Memórias do subsolo ou o homem que cavou até encontrar uma redoma (2017)

Se existe (eu acredito nisso) um uso político do cinema e, especialmente, do cinema documentário, se é verdade (eu acredito nisso) que com o cinema, arte do corpo, do grupo e do movimento, torna-se finalmente possível tratar a cena política segundo uma estética realista, trazendo-a de volta da esfera do espetáculo para a terra dos homens, como as opções de escritura não diriam algo sobre a atual conjuntura?

Jean-Louis Comolli

Enquanto enfrentamos um sutil e crescente processo de deterioração da potência da linguagem, nutrimos — por vezes em segredo — a certeza de que falar já não significa nada. Lançados nas redes do que se convencionou chamar de pós-verdade, hipnotizados pela superficialidade das coisas, esquecemos que, na sociedade do espetáculo, nem tudo que reluz é ouro e o que se quer acreditar quase nunca é o que conseguimos projetar com nossas ações. Em um contexto onde os fatos são minimizados e o apelo emocional ganha protagonismo, habitamos os vazios de um mundo fragmentado, embora sem a magia de um passado que buscou, um dia, reunir seus cacos, como nos ensinam alguns mitos antigos. A história de Osíris, por exemplo, conta sobre uma subjetividade fragmentada que é reunificada, enquanto o mito das Sefirot reconhece todo um mundo dividido, enquadrando seu significado a um desejo pela união transcendental de seus fragmentos. Onde a antiguidade reconhecia a fragmentação, também enfatizava contextos para restituir o todo, seja na magia de Ísis ou na transcendental união das partículas divinas, na Cabala. A modernidade, por sua vez, apresenta uma mudança significativa na ênfase sobre o fragmento, na qual ele torna-se sinédoque para uma beleza impossível, incompleta, para sempre perdida. Vivemos, assim, a ruína pela perda, o fragmento pela dissociação pura da subjetividade, onde a raiva aparece, talvez, como a última rua imaginária da resistência, em meio a uma paisagem interior esfacelada.

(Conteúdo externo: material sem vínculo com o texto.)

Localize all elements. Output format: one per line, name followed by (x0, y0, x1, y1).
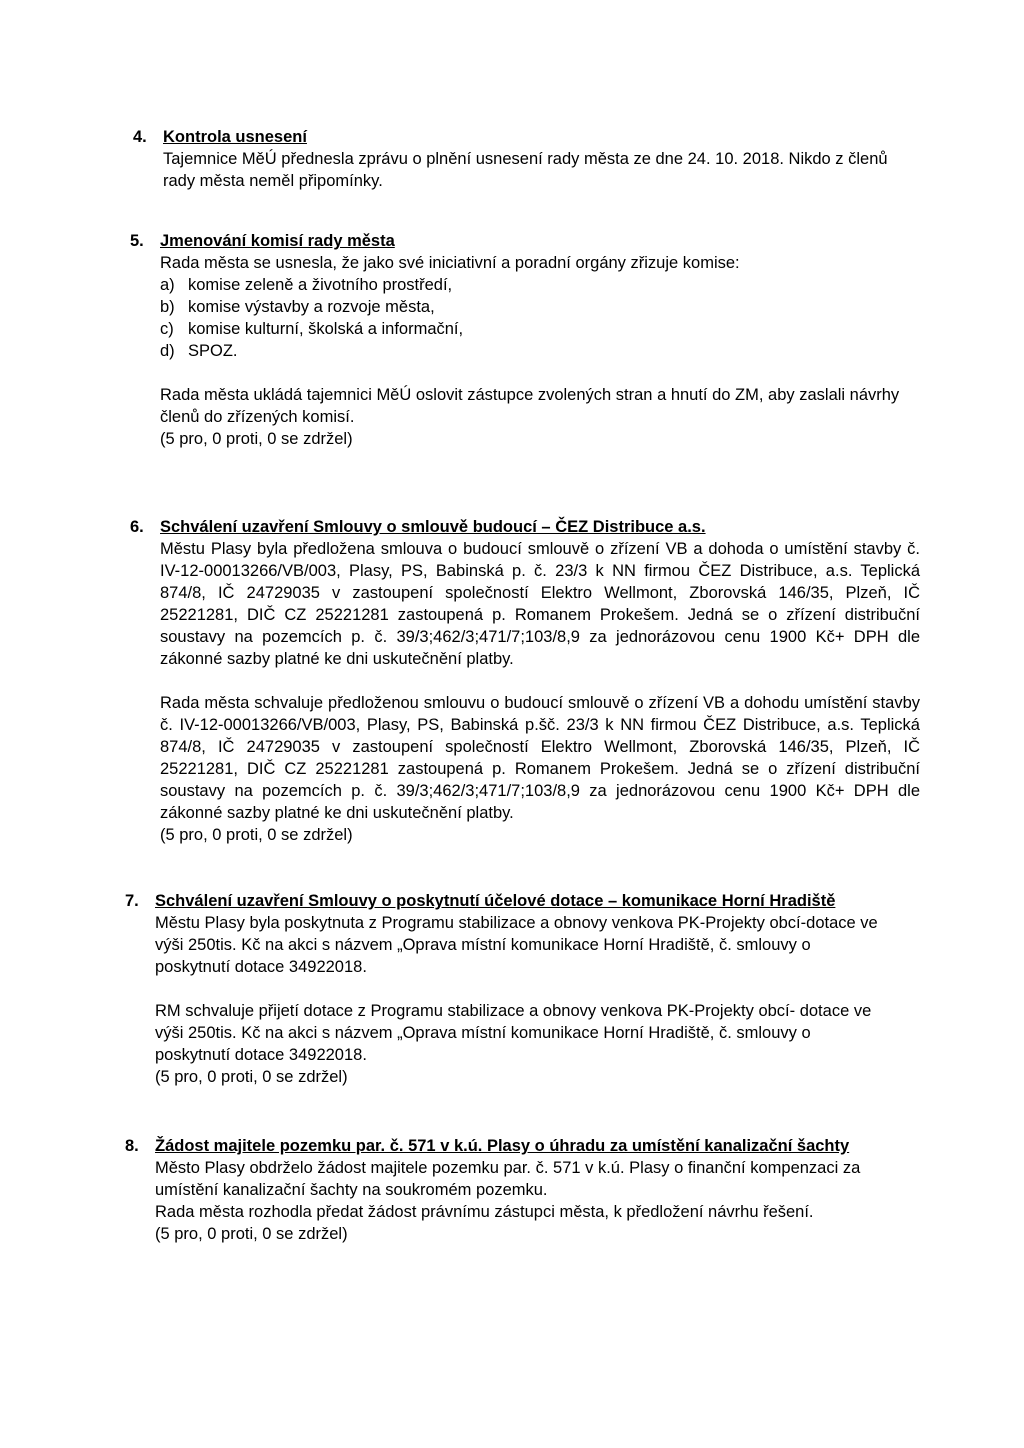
spacer (160, 670, 920, 692)
list-label: c) (160, 320, 174, 338)
list-text: SPOZ. (188, 342, 238, 360)
list-label: d) (160, 342, 175, 360)
list-text: komise výstavby a rozvoje města, (188, 298, 435, 316)
list-item (160, 274, 920, 296)
section-number: 4. (133, 128, 147, 146)
list-text: komise kulturní, školská a informační, (188, 320, 464, 338)
list-label: b) (160, 298, 175, 316)
section-title: Schválení uzavření Smlouvy o smlouvě budoucí – ČEZ Distribuce a.s. (160, 518, 706, 536)
spacer (160, 362, 920, 384)
vote-result: (5 pro, 0 proti, 0 se zdržel) (160, 826, 353, 844)
paragraph: Rada města rozhodla předat žádost právnímu zástupci města, k předložení návrhu řešení. (155, 1203, 814, 1221)
section-number: 6. (130, 518, 144, 536)
list-item (160, 340, 920, 362)
section-number: 5. (130, 232, 144, 250)
section-7 (125, 890, 880, 1088)
list-text: komise zeleně a životního prostředí, (188, 276, 453, 294)
vote-result: (5 pro, 0 proti, 0 se zdržel) (160, 430, 353, 448)
vote-result: (5 pro, 0 proti, 0 se zdržel) (155, 1225, 348, 1243)
section-5 (130, 230, 920, 450)
section-4 (133, 126, 923, 192)
paragraph: RM schvaluje přijetí dotace z Programu stabilizace a obnovy venkova PK-Projekty obcí- dotace ve výši 250tis. Kč na akci s názvem „Oprava místní komunikace Horní Hradiště, č. smlouvy o poskytnutí dotace 34922018. (155, 1002, 872, 1064)
paragraph: Město Plasy obdrželo žádost majitele pozemku par. č. 571 v k.ú. Plasy o finanční kompenzaci za umístění kanalizační šachty na soukromém pozemku. (155, 1159, 861, 1199)
paragraph: Rada města se usnesla, že jako své iniciativní a poradní orgány zřizuje komise: (160, 254, 740, 272)
section-number: 8. (125, 1137, 139, 1155)
list-item (160, 296, 920, 318)
vote-result: (5 pro, 0 proti, 0 se zdržel) (155, 1068, 348, 1086)
spacer (155, 978, 880, 1000)
section-number: 7. (125, 892, 139, 910)
paragraph: Tajemnice MěÚ přednesla zprávu o plnění usnesení rady města ze dne 24. 10. 2018. Nikdo z členů rady města neměl připomínky. (163, 150, 888, 190)
section-title: Žádost majitele pozemku par. č. 571 v k.ú. Plasy o úhradu za umístění kanalizační šachty (155, 1137, 850, 1155)
list-item (160, 318, 920, 340)
section-8 (125, 1135, 880, 1245)
paragraph: Městu Plasy byla předložena smlouva o budoucí smlouvě o zřízení VB a dohoda o umístění stavby č. IV-12-00013266/VB/003, Plasy, PS, Babinská p. č. 23/3 k NN firmou ČEZ Distribuce, a.s. Teplická 874/8, IČ 24729035 v zastoupení společností Elektro Wellmont, Zborovská 146/35, Plzeň, IČ 25221281, DIČ CZ 25221281 zastoupená p. Romanem Prokešem. Jedná se o zřízení distribuční soustavy na pozemcích p. č. 39/3;462/3;471/7;103/8,9 za jednorázovou cenu 1900 Kč+ DPH dle zákonné sazby platné ke dni uskutečnění platby. (160, 540, 920, 668)
paragraph: Rada města ukládá tajemnici MěÚ oslovit zástupce zvolených stran a hnutí do ZM, aby zaslali návrhy členů do zřízených komisí. (160, 386, 900, 426)
list-label: a) (160, 276, 175, 294)
section-title: Jmenování komisí rady města (160, 232, 395, 250)
section-title: Kontrola usnesení (163, 128, 307, 146)
section-title: Schválení uzavření Smlouvy o poskytnutí účelové dotace – komunikace Horní Hradiště (155, 892, 836, 910)
section-6 (130, 516, 920, 846)
paragraph: Městu Plasy byla poskytnuta z Programu stabilizace a obnovy venkova PK-Projekty obcí-dotace ve výši 250tis. Kč na akci s názvem „Oprava místní komunikace Horní Hradiště, č. smlouvy o poskytnutí dotace 34922018. (155, 914, 878, 976)
paragraph: Rada města schvaluje předloženou smlouvu o budoucí smlouvě o zřízení VB a dohodu umístění stavby č. IV-12-00013266/VB/003, Plasy, PS, Babinská p.šč. 23/3 k NN firmou ČEZ Distribuce, a.s. Teplická 874/8, IČ 24729035 v zastoupení společností Elektro Wellmont, Zborovská 146/35, Plzeň, IČ 25221281, DIČ CZ 25221281 zastoupená p. Romanem Prokešem. Jedná se o zřízení distribuční soustavy na pozemcích p. č. 39/3;462/3;471/7;103/8,9 za jednorázovou cenu 1900 Kč+ DPH dle zákonné sazby platné ke dni uskutečnění platby. (160, 694, 920, 822)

Se as questões anteriores apontam para o fim de algo que começou seu fim junto ao seu surgimento, como acontece com todos nós, talvez aponte também, de alguma forma misteriosa, para o início de um outro mundo. A primeira frase pronunciada na sessão Panorama Livre 3, retirada do filme Memórias do subsolo ou o homem que cavou até encontrar uma redoma, pode ser pensada como o leitmotiv que a sustenta: “entre dois pontos de um trajeto há sempre algo que se perde e muita coisa que se apaga.” A confissão em voz over, pronunciada pelo realizador Felipe Camilo Kardozo, é acompanhada por um plano no qual assistimos ser apagada uma trajetória que fora inscrita em um mapa. Ele continua: “eu, no entanto, guardo tudo.” Talvez por isso mesmo a insistência, durante o filme, de apagar rostos de fotografias, em um gesto performático que complexifica a tessitura entre as imagens e o texto narrado. Seria um artifício de evocação das águas míticas do esquecimento, para deixar-se invadir de algo tão importante para a sobrevivência como é a própria lembrança? Não sabemos ao certo, mas podemos imaginar. Imaginar, como gesto, como ação, como criação, de nós, espectadores, a partir da proposição dos filmes. É interessante quando as obras convidam o espectador a compartilhar este gesto criativo. Podemos imaginar. Podemos imaginar, por exemplo, que para construir um mundo novo, no ambiente apocalíptico no qual nos encontramos, ao menos para grande parte da população brasileira, seja preciso esquecer um tanto, até mesmo para permitir aflorar memórias conscientemente subtraídas, ocultas.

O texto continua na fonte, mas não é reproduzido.